Sans changer la jurisprudence, nous avons vraiment contribué, avec ce texte, à donner de la visibilité aux acteurs, notamment dans les plus petites entreprises, en leur fournissant des repères sur ce qu’on appelle les difficultés économiques. Tel était l’objet de l’article 67 de la loi.
M. le rapporteur. Vous avez, sinon le privilège, du moins la chance d’être entendue alors que nos travaux nous ont déjà permis d’auditionner un peu de monde – des experts, des représentants d’organisations syndicales, des responsables patronaux et M. Combrexelle. Il ressort de beaucoup de nos auditions, pour ne pas dire presque toutes, qu’il y a un flou autour de la notion de sauvegarde de la compétitivité et qu’il est à présent assez difficile d’identifier des situations dans lesquelles un licenciement ne serait pas justifié en son nom. Est-ce un risque ou un écueil que vous aviez identifié à l’époque ? Pourquoi cela n’a-t-il pas été pris en compte ? Et quel est votre regard sur l’analyse quasi unanime, voire unanime – je n’ai pas le souvenir d’avoir entendu autre chose – selon laquelle, de fait, cette notion floue facilite plutôt les licenciements que la sauvegarde de l’emploi ?
Mme Myriam El Khomri. J’ai eu aussi l’occasion d’entendre certaines personnes que vous avez auditionnées.
Je considère que le rôle d’un ministre est également, lorsqu’une jurisprudence est constante depuis vingt ans, de dire le droit. L’idée importante était qu’il y ait une baisse significative du taux de chômage, et nous avons laissé une place au juge.
La loi, qui était fondée sur le rapport de Jean-Denis Combrexelle, était consacrée à la négociation collective. La mesure dont vous parlez a focalisé l’attention et fait oublier la question de la culture du dialogue social, qui constituait l’essentiel du texte. Le débat, les polémiques, les controverses ont ensuite tourné, après la concertation et la présentation du projet de loi au Conseil des ministres, autour de l’article 2 et du développement de la négociation collective, qui a cristallisé les oppositions.
Il ne me semble pas que la notion retenue soit floue, et le juge a encore un rôle majeur en la matière. Vous avez vu, par ailleurs, qu’il n’y a pas eu d’augmentation du nombre des PSE, bien au contraire, après l’adoption de la loi. Je n’ai pas le sentiment, pour avoir entendu certains avocats et professeurs de droit qui sont intervenus devant votre commission, que l’idée selon laquelle la notion serait floue fasse l’unanimité. Nous avons repris, au mot près, une jurisprudence qui était constante.

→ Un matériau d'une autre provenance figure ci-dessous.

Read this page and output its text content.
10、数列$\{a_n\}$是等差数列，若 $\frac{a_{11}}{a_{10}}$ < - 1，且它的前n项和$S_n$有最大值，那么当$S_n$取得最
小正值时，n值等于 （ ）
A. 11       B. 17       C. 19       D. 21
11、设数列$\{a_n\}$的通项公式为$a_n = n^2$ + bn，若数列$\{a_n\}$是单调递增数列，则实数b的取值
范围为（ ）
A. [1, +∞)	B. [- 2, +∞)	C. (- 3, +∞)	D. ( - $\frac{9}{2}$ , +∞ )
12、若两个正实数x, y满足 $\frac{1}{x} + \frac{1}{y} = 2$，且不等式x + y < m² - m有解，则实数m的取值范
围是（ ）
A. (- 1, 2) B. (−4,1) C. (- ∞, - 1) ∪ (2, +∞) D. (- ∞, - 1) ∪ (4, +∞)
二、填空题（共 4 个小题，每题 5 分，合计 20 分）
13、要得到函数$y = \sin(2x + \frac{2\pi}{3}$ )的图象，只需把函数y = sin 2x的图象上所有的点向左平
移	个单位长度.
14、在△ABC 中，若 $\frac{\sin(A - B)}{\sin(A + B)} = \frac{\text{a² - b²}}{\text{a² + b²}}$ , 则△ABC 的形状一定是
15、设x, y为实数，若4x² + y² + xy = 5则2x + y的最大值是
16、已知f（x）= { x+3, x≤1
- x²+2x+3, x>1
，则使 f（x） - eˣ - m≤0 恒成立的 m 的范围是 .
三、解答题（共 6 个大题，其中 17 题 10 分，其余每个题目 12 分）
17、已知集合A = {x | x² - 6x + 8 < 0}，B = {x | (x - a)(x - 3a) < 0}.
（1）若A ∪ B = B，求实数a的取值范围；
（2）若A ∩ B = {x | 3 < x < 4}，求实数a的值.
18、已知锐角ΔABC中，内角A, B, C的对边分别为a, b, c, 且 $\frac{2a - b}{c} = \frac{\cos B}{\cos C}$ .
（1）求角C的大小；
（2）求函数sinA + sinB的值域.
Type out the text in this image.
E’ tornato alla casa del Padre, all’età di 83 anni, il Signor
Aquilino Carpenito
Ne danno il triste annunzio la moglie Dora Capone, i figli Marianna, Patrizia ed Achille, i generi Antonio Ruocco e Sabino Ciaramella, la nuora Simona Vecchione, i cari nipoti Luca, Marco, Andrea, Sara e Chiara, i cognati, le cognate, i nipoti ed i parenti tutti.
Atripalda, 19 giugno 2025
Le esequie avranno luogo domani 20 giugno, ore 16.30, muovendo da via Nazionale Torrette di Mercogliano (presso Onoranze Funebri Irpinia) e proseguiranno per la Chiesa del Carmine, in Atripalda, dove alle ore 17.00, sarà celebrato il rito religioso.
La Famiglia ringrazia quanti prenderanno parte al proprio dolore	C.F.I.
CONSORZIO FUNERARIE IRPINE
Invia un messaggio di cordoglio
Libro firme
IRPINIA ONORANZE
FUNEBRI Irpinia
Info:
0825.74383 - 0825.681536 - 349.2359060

M. le rapporteur. M. Combrexelle nous a dit que la modification du cadre juridique du licenciement économique et le plafonnement des indemnités prud’homales, intervenu par la suite, avaient profondément altéré l’équilibre du projet de loi initial. Avez-vous le sentiment que vous auriez pu, sur certains points, être plus fidèle au rapport de M. Combrexelle et à vos ambitions initiales ? Pour être clair, si vous deviez refaire le texte aujourd’hui, quels éléments garderiez-vous et lesquels modifieriez-vous, soit parce que vous n’étiez pas forcément convaincue à l’époque – mais il a fallu faire des compromis –, soit parce que vous auriez constaté par la suite un manque d’efficacité ou le fait qu’un objectif n’était pas atteint ?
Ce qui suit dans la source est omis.